Spring Security Support Reactive One-Time Tokens in a Clustered Environment

To support reactive one-time token login for a clustered environment, need to implement R2dbcReactiveOneTimeTokenService or something like this.

Comment From: jzheaux

Agreed, @franticticktick. Are you able to submit a PR to add this?

Comment From: franticticktick

Hi @jzheaux , I will be submitting a PR in the next couple of days, could you assign this issue to me please?

Comment From: franticticktick

@jzheaux I would like to ask you for advice, I’m not sure how best to implement the ability to delete expired tokens.

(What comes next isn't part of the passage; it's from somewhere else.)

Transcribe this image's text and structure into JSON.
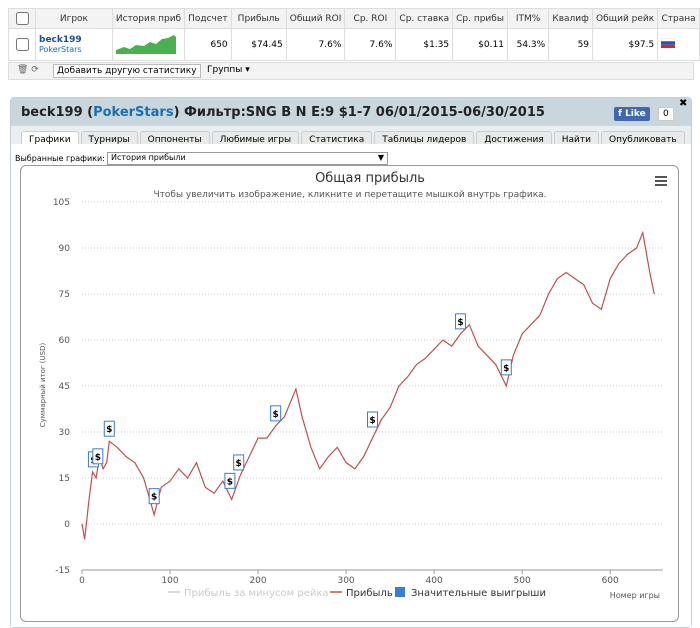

JdbcOneTimeTokenService has a taskScheduler that does the cleanup:

    private ThreadPoolTaskScheduler createTaskScheduler(String cleanupCron) {
        if (cleanupCron == null) {
            return null;
        }
        ThreadPoolTaskScheduler taskScheduler = new ThreadPoolTaskScheduler();
        taskScheduler.setThreadNamePrefix("spring-one-time-tokens-");
        taskScheduler.initialize();
        taskScheduler.schedule(this::cleanupExpiredTokens, new CronTrigger(cleanupCron));
        return taskScheduler;
    }

For R2dbcReactiveOneTimeTokenService I can try to implement this via Flux.intervalor Scheduler.schedulePeriodically but this does not provide the same API as JdbcOneTimeTokenService. Maybe we should suggest calling the cleanupExpiredTokens method in a background task in the client code?